[Info-vax] ACL-reading mystery -- Big ACL v. ATR$S_READACL

SMS sms.antinode at gmail.com
Wed Jan 21 23:56:33 EST 2009


   So, if I were to do a QIO with IO$_ACCESS and ATR$C_READACL
(on a disk file) to get less than all of a big ACL, is there
anything which will tell me how many good bytes I got?

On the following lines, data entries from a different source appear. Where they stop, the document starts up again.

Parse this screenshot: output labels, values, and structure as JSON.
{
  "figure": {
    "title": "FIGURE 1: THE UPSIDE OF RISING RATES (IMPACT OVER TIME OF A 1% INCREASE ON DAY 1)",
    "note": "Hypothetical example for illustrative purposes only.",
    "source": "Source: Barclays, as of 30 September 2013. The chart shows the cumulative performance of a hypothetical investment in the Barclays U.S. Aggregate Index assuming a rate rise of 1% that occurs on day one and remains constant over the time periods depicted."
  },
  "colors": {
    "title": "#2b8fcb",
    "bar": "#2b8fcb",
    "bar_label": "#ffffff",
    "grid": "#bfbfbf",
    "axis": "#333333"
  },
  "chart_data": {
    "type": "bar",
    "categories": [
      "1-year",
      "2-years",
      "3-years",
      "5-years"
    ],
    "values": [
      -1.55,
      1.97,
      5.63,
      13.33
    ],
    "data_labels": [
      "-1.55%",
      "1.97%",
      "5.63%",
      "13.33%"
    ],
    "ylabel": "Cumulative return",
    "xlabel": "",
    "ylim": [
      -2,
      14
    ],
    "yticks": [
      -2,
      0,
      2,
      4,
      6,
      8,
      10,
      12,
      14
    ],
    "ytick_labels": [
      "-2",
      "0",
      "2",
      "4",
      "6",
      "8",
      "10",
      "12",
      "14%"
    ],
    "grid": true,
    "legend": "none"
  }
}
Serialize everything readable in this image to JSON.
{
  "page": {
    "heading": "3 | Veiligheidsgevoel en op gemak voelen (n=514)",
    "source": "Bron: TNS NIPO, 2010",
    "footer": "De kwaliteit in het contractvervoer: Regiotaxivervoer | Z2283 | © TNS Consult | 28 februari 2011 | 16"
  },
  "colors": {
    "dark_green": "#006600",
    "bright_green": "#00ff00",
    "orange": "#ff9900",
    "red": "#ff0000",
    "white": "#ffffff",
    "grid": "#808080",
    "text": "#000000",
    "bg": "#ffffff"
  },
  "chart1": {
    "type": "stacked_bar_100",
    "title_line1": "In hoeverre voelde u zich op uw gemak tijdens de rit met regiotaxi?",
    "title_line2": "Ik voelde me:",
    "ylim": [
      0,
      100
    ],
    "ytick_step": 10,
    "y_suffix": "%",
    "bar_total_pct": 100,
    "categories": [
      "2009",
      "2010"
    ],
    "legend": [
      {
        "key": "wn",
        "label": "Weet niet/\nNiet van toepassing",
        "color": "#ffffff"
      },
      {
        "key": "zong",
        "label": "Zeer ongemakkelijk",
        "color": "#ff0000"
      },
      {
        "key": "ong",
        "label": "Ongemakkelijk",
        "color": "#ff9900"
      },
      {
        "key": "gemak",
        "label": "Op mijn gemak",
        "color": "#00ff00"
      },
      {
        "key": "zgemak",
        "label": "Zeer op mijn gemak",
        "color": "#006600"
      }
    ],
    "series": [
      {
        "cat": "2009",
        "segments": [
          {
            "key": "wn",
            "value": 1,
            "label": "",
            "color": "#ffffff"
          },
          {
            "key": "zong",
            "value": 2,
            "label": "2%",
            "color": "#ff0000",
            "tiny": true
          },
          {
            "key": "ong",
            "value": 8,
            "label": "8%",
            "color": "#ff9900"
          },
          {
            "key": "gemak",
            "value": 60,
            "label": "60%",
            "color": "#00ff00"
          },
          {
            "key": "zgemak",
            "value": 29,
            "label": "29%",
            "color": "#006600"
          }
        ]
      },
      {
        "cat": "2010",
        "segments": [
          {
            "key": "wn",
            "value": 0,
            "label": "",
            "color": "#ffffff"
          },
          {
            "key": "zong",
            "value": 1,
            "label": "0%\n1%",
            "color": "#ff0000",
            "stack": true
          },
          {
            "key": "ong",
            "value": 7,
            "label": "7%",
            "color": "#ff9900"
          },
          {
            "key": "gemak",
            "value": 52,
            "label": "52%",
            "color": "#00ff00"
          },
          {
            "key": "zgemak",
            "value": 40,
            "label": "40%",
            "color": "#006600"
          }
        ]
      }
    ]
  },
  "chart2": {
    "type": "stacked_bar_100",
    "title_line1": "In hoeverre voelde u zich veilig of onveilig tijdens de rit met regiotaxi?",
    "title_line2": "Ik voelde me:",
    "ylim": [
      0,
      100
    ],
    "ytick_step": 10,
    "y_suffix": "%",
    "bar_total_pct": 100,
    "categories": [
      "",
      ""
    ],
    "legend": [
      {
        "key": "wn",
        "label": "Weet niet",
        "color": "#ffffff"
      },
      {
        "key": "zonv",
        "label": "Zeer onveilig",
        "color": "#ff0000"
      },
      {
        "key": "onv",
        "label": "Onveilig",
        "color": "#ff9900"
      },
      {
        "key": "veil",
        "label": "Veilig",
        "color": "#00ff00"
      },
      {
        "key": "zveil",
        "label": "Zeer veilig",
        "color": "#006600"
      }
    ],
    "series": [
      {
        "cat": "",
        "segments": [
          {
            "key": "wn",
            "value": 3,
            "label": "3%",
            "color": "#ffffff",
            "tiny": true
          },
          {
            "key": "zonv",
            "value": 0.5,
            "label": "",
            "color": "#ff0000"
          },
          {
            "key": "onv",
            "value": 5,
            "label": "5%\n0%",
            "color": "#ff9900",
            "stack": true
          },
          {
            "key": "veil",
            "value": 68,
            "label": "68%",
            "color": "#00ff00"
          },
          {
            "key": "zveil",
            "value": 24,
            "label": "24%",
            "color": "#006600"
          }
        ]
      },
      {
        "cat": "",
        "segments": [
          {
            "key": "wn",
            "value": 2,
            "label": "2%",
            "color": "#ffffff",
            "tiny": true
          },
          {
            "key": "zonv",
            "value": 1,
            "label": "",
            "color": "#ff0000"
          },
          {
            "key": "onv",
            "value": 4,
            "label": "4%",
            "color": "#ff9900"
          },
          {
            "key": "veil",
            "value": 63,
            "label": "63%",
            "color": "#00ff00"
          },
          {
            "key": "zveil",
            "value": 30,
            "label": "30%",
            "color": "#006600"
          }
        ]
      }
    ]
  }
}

   Background: A victim complaint has revealed that "ZIP -V"
doesn't do ACLs right.  ("fib$l_aclctx?  What's fib$l_aclctx?"
"fib$l_acl_status?  What's fib$l_acl_status?")  ATR$C_ACLLENGTH
gets you the real ACL size, but ATR$S_READACL is only 512
(bytes), so a big ACL might not fit in the "Maximum Size"
buffer.  The docs say that ATR$C_READACL "Reads the entire ACL
or as much as will fit in the supplied buffer.  Only complete
ACEs are transferred."  (And reality seems to agree.)  So, if
the ACEs which fit are smaller than 512 bytes, there'll be some
dead space at the end of the buffer.  I can scan the buffer ACE
by ACE until I hit a zero byte count (or end-of-buffer (512
bytes)), but if there's a clever way to get the size of the
ACL data returned, that'd be simpler, faster, and generally
more elegant.  Unfortunately, if there is such a way, I haven't
spotted it.  ("fib$l_acl_status" is not "fib$l_acl_iosb".)
Anyone have greater wisdom, or is the tedious way the only way?